JA: I always find this question interesting. People tend to look to critics for certainty, that is, what’s the sure bet. But for me, the most exciting thing about contemporary art is what’s uncertain, contingent, unexpected. I’ll also be watching the High Museum to see how it plans to improve its programming and reach new audiences. The same goes for the Atlanta Contemporary. Otherwise, here’s a short list:

1. Summer projects: anything by AXIOM/Public Acts of Art, the Artlantis summer festival, and Art on the BeltLine.

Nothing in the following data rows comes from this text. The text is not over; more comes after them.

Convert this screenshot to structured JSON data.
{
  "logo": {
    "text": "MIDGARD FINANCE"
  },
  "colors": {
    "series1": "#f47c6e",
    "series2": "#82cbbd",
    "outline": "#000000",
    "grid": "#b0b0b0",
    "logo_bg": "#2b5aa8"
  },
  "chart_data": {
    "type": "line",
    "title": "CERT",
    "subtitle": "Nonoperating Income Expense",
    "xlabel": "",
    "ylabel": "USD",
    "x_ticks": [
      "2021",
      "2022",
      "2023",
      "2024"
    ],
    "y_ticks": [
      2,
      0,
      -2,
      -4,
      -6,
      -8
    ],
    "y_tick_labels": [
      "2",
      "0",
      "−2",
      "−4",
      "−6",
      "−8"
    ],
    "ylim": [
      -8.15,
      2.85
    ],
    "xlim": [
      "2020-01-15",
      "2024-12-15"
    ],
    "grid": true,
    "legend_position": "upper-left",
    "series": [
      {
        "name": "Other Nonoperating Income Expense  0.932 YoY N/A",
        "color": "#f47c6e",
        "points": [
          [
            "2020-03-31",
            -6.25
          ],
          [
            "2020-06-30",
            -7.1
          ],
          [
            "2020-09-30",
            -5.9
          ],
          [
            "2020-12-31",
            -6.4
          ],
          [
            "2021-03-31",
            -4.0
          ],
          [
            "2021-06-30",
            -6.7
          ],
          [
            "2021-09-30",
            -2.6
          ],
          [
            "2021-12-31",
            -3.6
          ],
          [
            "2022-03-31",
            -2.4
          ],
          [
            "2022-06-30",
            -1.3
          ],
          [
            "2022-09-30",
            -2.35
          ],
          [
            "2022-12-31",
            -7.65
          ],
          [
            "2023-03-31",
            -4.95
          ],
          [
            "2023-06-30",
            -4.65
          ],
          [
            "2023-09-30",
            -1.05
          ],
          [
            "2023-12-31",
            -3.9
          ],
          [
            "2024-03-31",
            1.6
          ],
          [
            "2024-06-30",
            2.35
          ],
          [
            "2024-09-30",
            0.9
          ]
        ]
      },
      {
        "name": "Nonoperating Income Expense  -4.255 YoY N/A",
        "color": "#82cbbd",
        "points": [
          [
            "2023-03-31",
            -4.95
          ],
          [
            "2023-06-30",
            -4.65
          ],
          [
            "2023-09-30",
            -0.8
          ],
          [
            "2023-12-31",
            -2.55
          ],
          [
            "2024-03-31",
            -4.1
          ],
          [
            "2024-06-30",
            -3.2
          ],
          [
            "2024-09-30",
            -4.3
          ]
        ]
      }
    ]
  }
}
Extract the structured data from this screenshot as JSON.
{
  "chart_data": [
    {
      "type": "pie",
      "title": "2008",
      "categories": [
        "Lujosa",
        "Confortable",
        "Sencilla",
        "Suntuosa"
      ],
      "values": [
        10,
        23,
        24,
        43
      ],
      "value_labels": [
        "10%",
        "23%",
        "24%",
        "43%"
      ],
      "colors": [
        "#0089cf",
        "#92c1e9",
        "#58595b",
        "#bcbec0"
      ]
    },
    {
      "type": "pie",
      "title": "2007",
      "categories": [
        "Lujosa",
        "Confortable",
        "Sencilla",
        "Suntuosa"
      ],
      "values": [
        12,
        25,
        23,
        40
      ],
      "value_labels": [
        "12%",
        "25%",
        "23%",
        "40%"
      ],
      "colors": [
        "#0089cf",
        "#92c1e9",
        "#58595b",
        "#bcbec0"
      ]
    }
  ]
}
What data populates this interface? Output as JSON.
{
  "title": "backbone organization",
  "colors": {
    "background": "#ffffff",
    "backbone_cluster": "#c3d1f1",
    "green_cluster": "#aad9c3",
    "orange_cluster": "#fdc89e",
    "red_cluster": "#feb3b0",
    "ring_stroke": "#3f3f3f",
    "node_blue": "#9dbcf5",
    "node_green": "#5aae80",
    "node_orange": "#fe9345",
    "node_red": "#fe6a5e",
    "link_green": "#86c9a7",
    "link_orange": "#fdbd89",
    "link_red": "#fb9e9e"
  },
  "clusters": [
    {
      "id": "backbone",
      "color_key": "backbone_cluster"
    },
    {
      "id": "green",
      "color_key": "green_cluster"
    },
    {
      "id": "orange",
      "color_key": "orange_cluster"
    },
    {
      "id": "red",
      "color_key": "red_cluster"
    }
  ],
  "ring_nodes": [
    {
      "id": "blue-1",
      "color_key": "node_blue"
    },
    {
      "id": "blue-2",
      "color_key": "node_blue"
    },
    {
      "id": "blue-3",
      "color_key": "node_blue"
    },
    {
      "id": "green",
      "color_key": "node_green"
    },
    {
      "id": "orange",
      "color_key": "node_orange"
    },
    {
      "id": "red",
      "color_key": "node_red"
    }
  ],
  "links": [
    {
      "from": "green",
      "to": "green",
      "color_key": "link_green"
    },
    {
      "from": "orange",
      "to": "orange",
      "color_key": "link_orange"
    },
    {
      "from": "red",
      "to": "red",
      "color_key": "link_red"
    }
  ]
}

May, June, and July tend to be underrated months for going to see art. It’s more focused, more raw.

2. The Westside Arts District, since they seem to have the resiliency to stick around for a while. There are some good talents over there, and enough diversity to keep things fresh.

3. Spruill Gallery, for its sleeper potential. The shows aren’t flashy or heavy handed, but are surprisingly smart and topical.